As for subsection (E), nowhere does Choice contend that the database is untrustworthy. Because Choice bore the burden on the trustworthiness issue, see Jordan v. Binns, 712 F.3d 1123, 1136 (7th Cir. 2013) (holding under the prior version of Rule 803(6) that the party opposing the introduction of a business record bears the burden of demonstrating untrustworthiness); Shelton v. Consumer Prods. Safety Comm'n, 277 F.3d 998, 1010 (8th Cir. 2002) (same); 2014 Advisory Committee Note to Fed.R.Evid. 803(6) (noting that the rule was amended to clarify that if the proponent satisfies subsections (A)-(D), "the burden is on the opponent to show that the source of information or the method or circumstances of preparation indicate a lack of trustworthiness"), any possible objection under subsection (E) has been forfeited. Accordingly, the database qualifies as a business record under Rule 803(6) and thus is admissible. See United States v. Fujii, 301 F.3d 535, 539 (7th Cir. 2002) (holding that an airline's electronic database of check-in and reservation records satisfied Rule 803(6)); United States v. Briscoe, 896 F.2d 1476, 1494 & n.13 (7th Cir. 1990) (same, for the phone company's electronic database of telephone calls); United States v. Nixon, 694 F.3d 623, 633-35 (6th Cir. 2012) (same, for a customer account database); U-Haul Int'l, Inc. v. Lumbermens Mut. Cas.
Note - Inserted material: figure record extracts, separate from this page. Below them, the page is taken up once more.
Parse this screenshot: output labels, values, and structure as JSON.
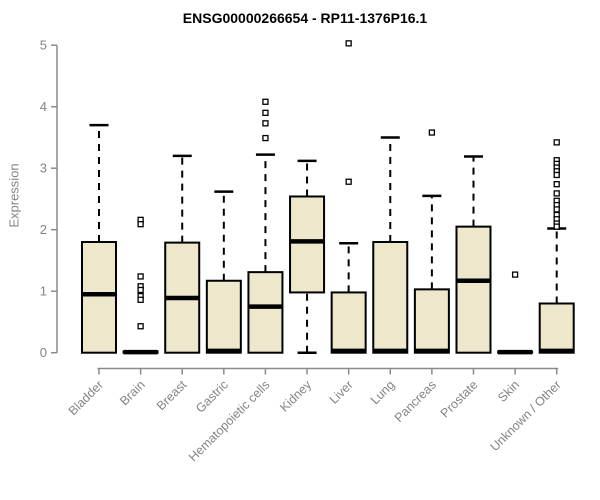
{
  "chart_data": {
    "type": "boxplot",
    "title": "ENSG00000266654 - RP11-1376P16.1",
    "ylabel": "Expression",
    "xlabel": "",
    "ylim": [
      0,
      5
    ],
    "yticks": [
      0,
      1,
      2,
      3,
      4,
      5
    ],
    "grid": false,
    "legend": null,
    "categories": [
      "Bladder",
      "Brain",
      "Breast",
      "Gastric",
      "Hematopoietic cells",
      "Kidney",
      "Liver",
      "Lung",
      "Pancreas",
      "Prostate",
      "Skin",
      "Unknown / Other"
    ],
    "boxes": [
      {
        "label": "Bladder",
        "whislo": 0,
        "q1": 0,
        "med": 0.95,
        "q3": 1.8,
        "whishi": 3.7,
        "outliers": []
      },
      {
        "label": "Brain",
        "whislo": 0,
        "q1": 0,
        "med": 0.01,
        "q3": 0.02,
        "whishi": 0.02,
        "outliers": [
          2.16,
          2.09,
          1.24,
          1.08,
          1.02,
          0.92,
          0.86,
          0.43
        ]
      },
      {
        "label": "Breast",
        "whislo": 0,
        "q1": 0,
        "med": 0.89,
        "q3": 1.79,
        "whishi": 3.2,
        "outliers": []
      },
      {
        "label": "Gastric",
        "whislo": 0,
        "q1": 0,
        "med": 0.03,
        "q3": 1.17,
        "whishi": 2.62,
        "outliers": []
      },
      {
        "label": "Hematopoietic cells",
        "whislo": 0,
        "q1": 0,
        "med": 0.75,
        "q3": 1.31,
        "whishi": 3.22,
        "outliers": [
          4.08,
          3.9,
          3.73,
          3.49
        ]
      },
      {
        "label": "Kidney",
        "whislo": 0,
        "q1": 0.98,
        "med": 1.81,
        "q3": 2.54,
        "whishi": 3.12,
        "outliers": []
      },
      {
        "label": "Liver",
        "whislo": 0,
        "q1": 0,
        "med": 0.03,
        "q3": 0.98,
        "whishi": 1.78,
        "outliers": [
          5.03,
          2.78
        ]
      },
      {
        "label": "Lung",
        "whislo": 0,
        "q1": 0,
        "med": 0.03,
        "q3": 1.8,
        "whishi": 3.5,
        "outliers": []
      },
      {
        "label": "Pancreas",
        "whislo": 0,
        "q1": 0,
        "med": 0.03,
        "q3": 1.03,
        "whishi": 2.55,
        "outliers": [
          3.58
        ]
      },
      {
        "label": "Prostate",
        "whislo": 0,
        "q1": 0,
        "med": 1.17,
        "q3": 2.05,
        "whishi": 3.19,
        "outliers": []
      },
      {
        "label": "Skin",
        "whislo": 0,
        "q1": 0,
        "med": 0.01,
        "q3": 0.02,
        "whishi": 0.02,
        "outliers": [
          1.27
        ]
      },
      {
        "label": "Unknown / Other",
        "whislo": 0,
        "q1": 0,
        "med": 0.03,
        "q3": 0.8,
        "whishi": 2.02,
        "outliers": [
          3.42,
          3.13,
          3.07,
          3.01,
          2.95,
          2.89,
          2.74,
          2.59,
          2.47,
          2.4,
          2.33,
          2.24,
          2.17,
          2.1,
          2.05
        ]
      }
    ],
    "colors": {
      "box_fill": "#EDE7CC",
      "box_line": "#000000",
      "median": "#000000",
      "whisker": "#000000",
      "outlier_fill": "#ffffff",
      "outlier_line": "#000000",
      "axis": "#8a8a8a",
      "tick_label": "#848484",
      "title": "#000000",
      "background": "#ffffff"
    }
  }
}
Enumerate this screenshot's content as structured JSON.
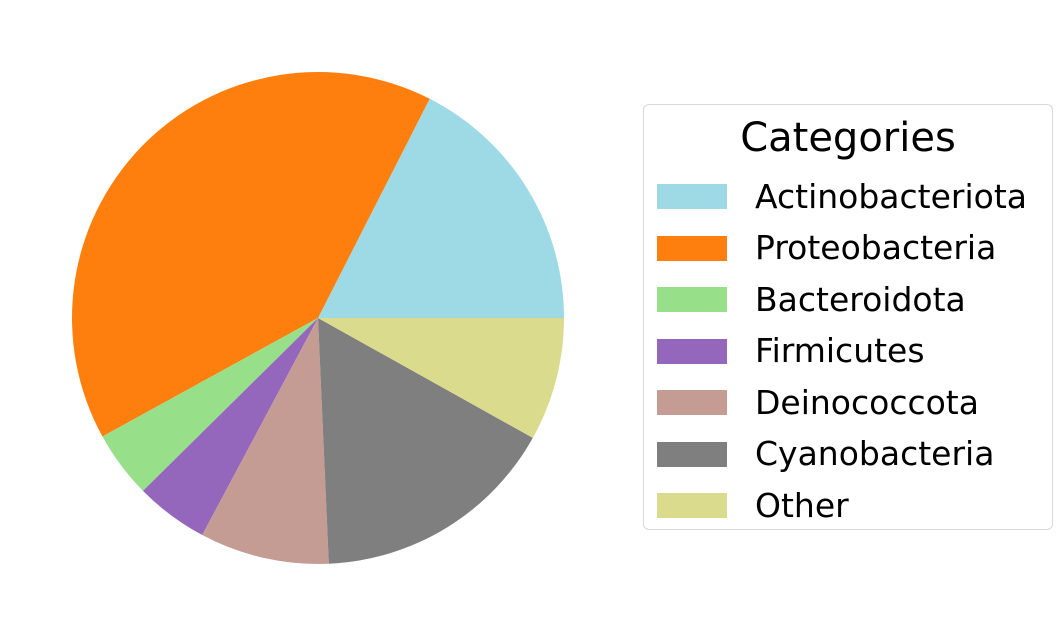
{
  "chart_data": {
    "type": "pie",
    "categories": [
      "Actinobacteriota",
      "Proteobacteria",
      "Bacteroidota",
      "Firmicutes",
      "Deinococcota",
      "Cyanobacteria",
      "Other"
    ],
    "values": [
      17.5,
      40.5,
      4.4,
      4.8,
      8.5,
      16.2,
      8.1
    ],
    "colors": [
      "#9edae5",
      "#ff7f0e",
      "#98df8a",
      "#9467bd",
      "#c49c94",
      "#7f7f7f",
      "#dbdb8d"
    ],
    "start_angle_deg": 0,
    "direction": "counterclockwise",
    "legend": {
      "title": "Categories",
      "placement": "right"
    }
  }
}
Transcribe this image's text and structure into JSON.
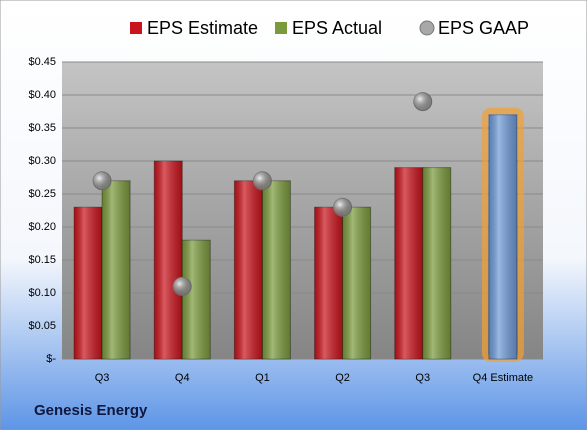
{
  "chart_data": {
    "type": "bar",
    "categories": [
      "Q3",
      "Q4",
      "Q1",
      "Q2",
      "Q3",
      "Q4 Estimate"
    ],
    "series": [
      {
        "name": "EPS Estimate",
        "color": "#c8141c",
        "values": [
          0.23,
          0.3,
          0.27,
          0.23,
          0.29,
          0.37
        ]
      },
      {
        "name": "EPS Actual",
        "color": "#7a9a3c",
        "values": [
          0.27,
          0.18,
          0.27,
          0.23,
          0.29,
          null
        ]
      },
      {
        "name": "EPS GAAP",
        "type": "scatter",
        "color": "#a8a8a8",
        "values": [
          0.27,
          0.11,
          0.27,
          0.23,
          0.39,
          null
        ]
      }
    ],
    "highlight": {
      "index": 5,
      "color": "#6f9ad8",
      "glow": "#f5a030"
    },
    "ylim": [
      0,
      0.45
    ],
    "yticks": [
      {
        "value": 0,
        "label": "$-"
      },
      {
        "value": 0.05,
        "label": "$0.05"
      },
      {
        "value": 0.1,
        "label": "$0.10"
      },
      {
        "value": 0.15,
        "label": "$0.15"
      },
      {
        "value": 0.2,
        "label": "$0.20"
      },
      {
        "value": 0.25,
        "label": "$0.25"
      },
      {
        "value": 0.3,
        "label": "$0.30"
      },
      {
        "value": 0.35,
        "label": "$0.35"
      },
      {
        "value": 0.4,
        "label": "$0.40"
      },
      {
        "value": 0.45,
        "label": "$0.45"
      }
    ],
    "grid": true,
    "caption": "Genesis Energy"
  }
}
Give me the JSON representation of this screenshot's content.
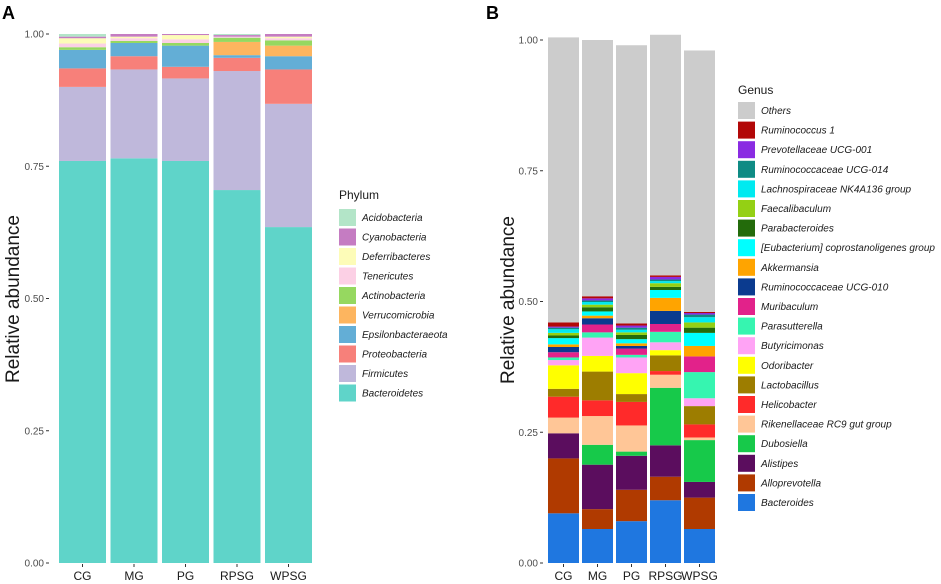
{
  "chart_data": [
    {
      "type": "bar",
      "stacked": true,
      "panel_label": "A",
      "ylabel": "Relative abundance",
      "ylim": [
        0,
        1
      ],
      "yticks": [
        "0.00",
        "0.25",
        "0.50",
        "0.75",
        "1.00"
      ],
      "categories": [
        "CG",
        "MG",
        "PG",
        "RPSG",
        "WPSG"
      ],
      "legend_title": "Phylum",
      "series": [
        {
          "name": "Bacteroidetes",
          "color": "#5fd4c9",
          "values": [
            0.76,
            0.765,
            0.76,
            0.705,
            0.635
          ]
        },
        {
          "name": "Firmicutes",
          "color": "#bfb8db",
          "values": [
            0.14,
            0.168,
            0.156,
            0.225,
            0.233
          ]
        },
        {
          "name": "Proteobacteria",
          "color": "#f7807a",
          "values": [
            0.035,
            0.025,
            0.022,
            0.025,
            0.065
          ]
        },
        {
          "name": "Epsilonbacteraeota",
          "color": "#63aed6",
          "values": [
            0.035,
            0.025,
            0.04,
            0.005,
            0.025
          ]
        },
        {
          "name": "Verrucomicrobia",
          "color": "#fdb55f",
          "values": [
            0.0,
            0.0,
            0.0,
            0.025,
            0.02
          ]
        },
        {
          "name": "Actinobacteria",
          "color": "#96d860",
          "values": [
            0.005,
            0.004,
            0.005,
            0.008,
            0.01
          ]
        },
        {
          "name": "Tenericutes",
          "color": "#fcd0e5",
          "values": [
            0.007,
            0.005,
            0.007,
            0.002,
            0.004
          ]
        },
        {
          "name": "Deferribacteres",
          "color": "#fdfcb8",
          "values": [
            0.01,
            0.003,
            0.008,
            0.0,
            0.003
          ]
        },
        {
          "name": "Cyanobacteria",
          "color": "#c57cc2",
          "values": [
            0.003,
            0.005,
            0.002,
            0.003,
            0.005
          ]
        },
        {
          "name": "Acidobacteria",
          "color": "#b3e5c8",
          "values": [
            0.005,
            0.0,
            0.0,
            0.002,
            0.0
          ]
        }
      ]
    },
    {
      "type": "bar",
      "stacked": true,
      "panel_label": "B",
      "ylabel": "Relative abundance",
      "ylim": [
        0,
        1
      ],
      "yticks": [
        "0.00",
        "0.25",
        "0.50",
        "0.75",
        "1.00"
      ],
      "categories": [
        "CG",
        "MG",
        "PG",
        "RPSG",
        "WPSG"
      ],
      "legend_title": "Genus",
      "series": [
        {
          "name": "Bacteroides",
          "color": "#1f77e0",
          "values": [
            0.095,
            0.065,
            0.08,
            0.12,
            0.065
          ]
        },
        {
          "name": "Alloprevotella",
          "color": "#b03a00",
          "values": [
            0.105,
            0.038,
            0.06,
            0.045,
            0.06
          ]
        },
        {
          "name": "Alistipes",
          "color": "#5b0d5e",
          "values": [
            0.048,
            0.085,
            0.065,
            0.06,
            0.03
          ]
        },
        {
          "name": "Dubosiella",
          "color": "#17c94a",
          "values": [
            0.0,
            0.038,
            0.008,
            0.11,
            0.08
          ]
        },
        {
          "name": "Rikenellaceae RC9 gut group",
          "color": "#ffc697",
          "values": [
            0.03,
            0.055,
            0.05,
            0.025,
            0.005
          ]
        },
        {
          "name": "Helicobacter",
          "color": "#ff2a2a",
          "values": [
            0.04,
            0.03,
            0.045,
            0.007,
            0.025
          ]
        },
        {
          "name": "Lactobacillus",
          "color": "#9d7d00",
          "values": [
            0.015,
            0.055,
            0.015,
            0.03,
            0.035
          ]
        },
        {
          "name": "Odoribacter",
          "color": "#ffff00",
          "values": [
            0.045,
            0.03,
            0.04,
            0.01,
            0.0
          ]
        },
        {
          "name": "Butyricimonas",
          "color": "#ffa3f5",
          "values": [
            0.01,
            0.035,
            0.03,
            0.015,
            0.015
          ]
        },
        {
          "name": "Parasutterella",
          "color": "#36f5b0",
          "values": [
            0.005,
            0.01,
            0.005,
            0.02,
            0.05
          ]
        },
        {
          "name": "Muribaculum",
          "color": "#e2228a",
          "values": [
            0.01,
            0.015,
            0.012,
            0.015,
            0.03
          ]
        },
        {
          "name": "Ruminococcaceae UCG-010",
          "color": "#0b3b8f",
          "values": [
            0.01,
            0.012,
            0.005,
            0.025,
            0.0
          ]
        },
        {
          "name": "Akkermansia",
          "color": "#ffa400",
          "values": [
            0.005,
            0.005,
            0.005,
            0.025,
            0.02
          ]
        },
        {
          "name": "[Eubacterium] coprostanoligenes group",
          "color": "#00ffff",
          "values": [
            0.012,
            0.008,
            0.008,
            0.015,
            0.025
          ]
        },
        {
          "name": "Parabacteroides",
          "color": "#236b0b",
          "values": [
            0.005,
            0.008,
            0.008,
            0.006,
            0.01
          ]
        },
        {
          "name": "Faecalibaculum",
          "color": "#94d014",
          "values": [
            0.005,
            0.005,
            0.005,
            0.007,
            0.01
          ]
        },
        {
          "name": "Lachnospiraceae NK4A136 group",
          "color": "#00eaf0",
          "values": [
            0.007,
            0.005,
            0.005,
            0.004,
            0.01
          ]
        },
        {
          "name": "Ruminococcaceae UCG-014",
          "color": "#0e8b84",
          "values": [
            0.003,
            0.003,
            0.004,
            0.003,
            0.005
          ]
        },
        {
          "name": "Prevotellaceae UCG-001",
          "color": "#8a2be2",
          "values": [
            0.002,
            0.004,
            0.004,
            0.005,
            0.003
          ]
        },
        {
          "name": "Ruminococcus 1",
          "color": "#b20808",
          "values": [
            0.008,
            0.004,
            0.004,
            0.003,
            0.002
          ]
        },
        {
          "name": "Others",
          "color": "#cccccc",
          "values": [
            0.545,
            0.49,
            0.532,
            0.46,
            0.5
          ]
        }
      ]
    }
  ]
}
Co., 576 F.3d 1040, 1043-44 (9th Cir. 2009) (same, for an insurance claims database); United States v. Loney, 959 F.2d 1332, 1340-41 (5th Cir. 1992) (same, for a frequent flyer account database).

As noted above, Choice elected to make no other arguments opposing Mepco's summary judgment motion, thereby forfeiting any such arguments. See Nichols v. Mich. City Plant Planning Dep't, 755 F.3d 594, 600 (7th Cir. 2014) ("The non-moving party waives any arguments that were not raised in its response to the moving party's motion for summary judgment."); G&S Holdings LLC v. Cont'l Cas. Co., 697 F.3d 534, 538 (7th Cir. 2012) ("We have repeatedly held that a party waives an argument by failing to make it before the district court. That is true whether it is an affirmative argument in support of a motion to dismiss or an argument establishing that dismissal is inappropriate.") (citations omitted); Humphries v. CBOCS W., Inc., 474 F.3d 387, 407 (7th Cir. 2007) (holding that the plaintiff "waived (forfeited would be the better term) his discrimination claim by devoting only a skeletal argument in response to Cracker Barrel's motion for summary judgment"), aff'd, 553 U.S. 442 (2008).


Mepco's motion for summary judgment against Choice is granted. With respect to claims arising from the Fidelis relationship, Choice is liable to Mepco in the amount of $4, 866, 140.75.